For the nerds out there, I had also forgotten just how much physics and chemistry is involved in suture design and production. And it was also a nice opportunity to review the history of sutures. For example, absorbable sutures were introduced in the 1970s. These days sutures are sterilised with gamma radiation or ethylene oxide, depending on the material they’re made of.

Sutures are absorbed by hydrolysis, leading to gradual disappearance of the thread over a particular time.

We were taught to almost uniformly avoid braided sutures because they cause tissue drag and potentially a saw effect when they thread through tissue, but advances in coating such materials mean this is a reasonable choice in some cases. Capillarity of the suture is defined as the ease through which fluids can be wicked along the thread…its present to high in multifilaments due to “the loose intersticies of their fibres”, and monofilaments have no capillarity.

Braided suture is more flexible and has less memory than monofilaments, making it easier to use. (Memory is the capacity of the thread to return to its former shape. Thread memory has an impact on the way we USE suture, ie if it has more memory it likes to tie itself in knots spontaneously, which can frankly be a pain).

Knot security is determined by knot fixation which depends on: thread stiffness, coffecient of friction, elasticity and plasticity. According to the experts at B Braun, knots should have at least three loops with 3mm long ends. Cutting down those “ears” to make it neater isn’t helpful beyond the 3mm mark! What was interesting is that there remains a lack of consensus about knots. According to the B Braun literature, “it is commonly accepted that 4 knots are necessary for securing a braided suture and 6-8 knots are required in the case of a monofilament suture”.

Knot tensile strength is usually 30-50% less than the linear tensile strength of a suture – hence the need to get it right.

Thread gauge is standardised according to the European Pharmacopoeia decimal classification, although the packets us the United States Pharmacopoeia classification.

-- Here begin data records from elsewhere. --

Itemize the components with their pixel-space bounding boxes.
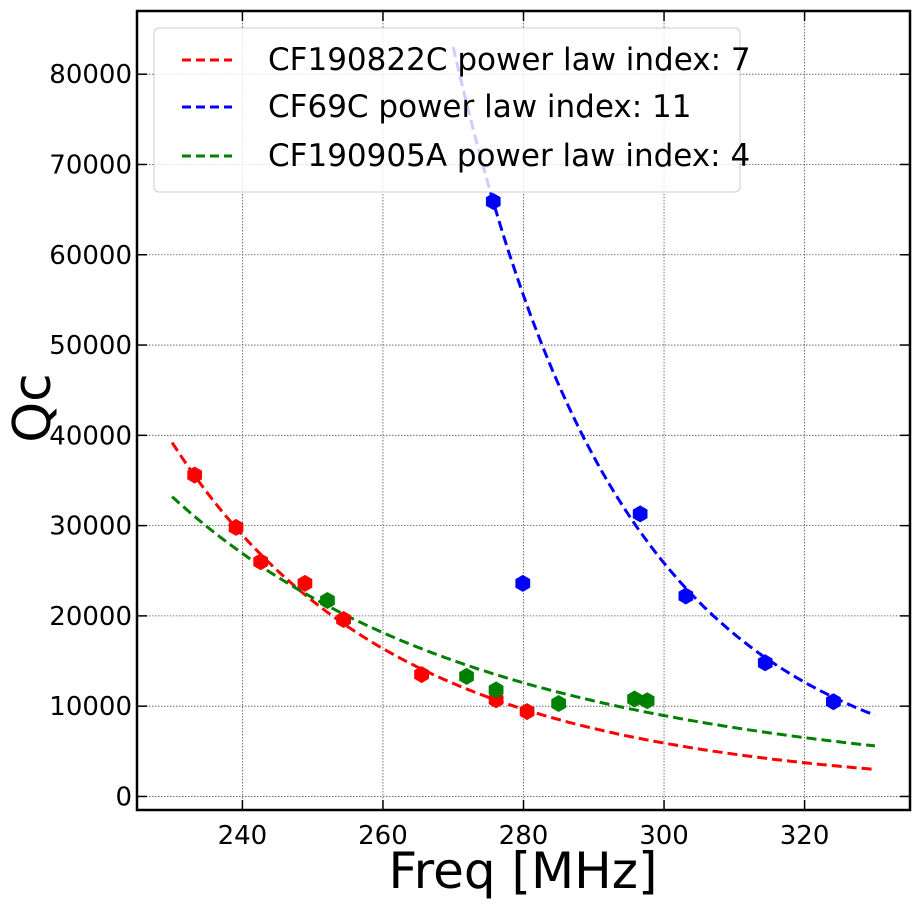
x-axis-label: Freq [MHz] (389, 842, 658, 900)
legend-entry: CF190905A power law index: 4 (182, 138, 750, 174)
data-point-series-2 (639, 692, 655, 710)
data-point-series-2 (320, 592, 335, 609)
data-point-series-1 (826, 693, 841, 711)
x-tick-label: 240 (218, 821, 268, 851)
data-point-series-1 (515, 574, 531, 592)
y-tick-label: 30000 (49, 512, 132, 542)
legend-box (153, 27, 741, 193)
y-tick-label: 70000 (49, 150, 132, 180)
legend-label: CF190822C power law index: 7 (268, 42, 751, 78)
data-point-series-1 (757, 654, 773, 672)
y-tick-label: 40000 (49, 421, 132, 451)
x-tick-label: 280 (499, 821, 549, 851)
x-tick-label: 260 (358, 821, 408, 851)
x-tick-label: 320 (780, 821, 830, 851)
data-point-series-2 (627, 690, 642, 708)
y-tick-label: 0 (115, 782, 132, 812)
y-tick-label: 80000 (49, 60, 132, 90)
data-point-series-2 (459, 667, 474, 685)
legend: CF190822C power law index: 7 CF69C power… (153, 27, 751, 193)
data-point-series-0 (414, 666, 429, 684)
y-tick-label: 50000 (49, 331, 132, 361)
data-points (187, 193, 841, 721)
data-point-series-0 (253, 553, 268, 571)
y-tick-label: 20000 (49, 602, 132, 632)
axis-ticks: 240 260 280 300 320 0 10000 20000 30000 40000 5000… (49, 11, 910, 851)
data-point-series-1 (485, 193, 501, 210)
data-point-series-0 (519, 703, 535, 721)
y-tick-label: 10000 (49, 692, 132, 722)
legend-label: CF69C power law index: 11 (268, 89, 691, 125)
data-point-series-1 (632, 505, 648, 523)
data-point-series-0 (187, 466, 202, 484)
legend-entry: CF69C power law index: 11 (182, 89, 691, 125)
data-point-series-0 (297, 574, 313, 592)
y-axis-label: Qc (3, 373, 63, 443)
data-point-series-1 (678, 587, 694, 605)
legend-label: CF190905A power law index: 4 (268, 138, 750, 174)
data-point-series-2 (488, 681, 504, 699)
fit-curve-1 (451, 46, 876, 717)
data-point-series-0 (228, 518, 244, 536)
data-point-series-0 (336, 611, 351, 628)
x-tick-label: 300 (639, 821, 689, 851)
data-point-series-2 (551, 695, 566, 712)
legend-entry: CF190822C power law index: 7 (182, 42, 751, 78)
y-tick-label: 60000 (49, 241, 132, 271)
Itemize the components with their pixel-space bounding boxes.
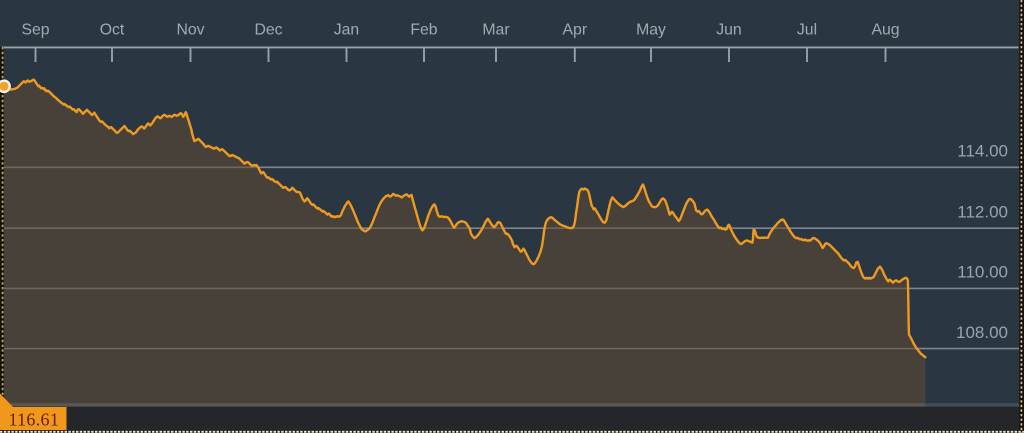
svg-text:Jun: Jun [716,22,741,39]
svg-text:116.61: 116.61 [9,410,60,430]
svg-text:May: May [636,22,666,39]
svg-text:Sep: Sep [21,22,49,39]
svg-text:Aug: Aug [871,22,899,39]
svg-text:110.00: 110.00 [957,263,1008,282]
svg-text:Jan: Jan [334,22,359,39]
svg-text:Feb: Feb [410,22,437,39]
svg-text:Apr: Apr [563,22,588,39]
svg-text:Dec: Dec [254,22,282,39]
svg-text:Mar: Mar [482,22,509,39]
svg-text:Nov: Nov [176,22,204,39]
svg-text:112.00: 112.00 [957,202,1008,221]
svg-text:108.00: 108.00 [956,323,1008,342]
svg-text:Jul: Jul [797,22,817,39]
svg-text:114.00: 114.00 [957,142,1008,161]
svg-text:Oct: Oct [100,22,125,39]
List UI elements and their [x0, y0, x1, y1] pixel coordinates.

USP EP (Decimal) Thread gauge in mm
5-0 1 0.10-0.149
4-0 1.5 0.15-0.199
3-0 2 0.20-0.249
2-0 3 0.30-0.349
0 3.5 0.35-0.399
1 4 0.40-0.499

From “Suture Glossary” – B Braun

The diameter applies to both needle AND thread. Suture glide describes how well the suture passes through tissue, and, to throw some physics around “is a function of its coefficient of friction”. Monofilaments have better glide.


Definitely a course I would recommend!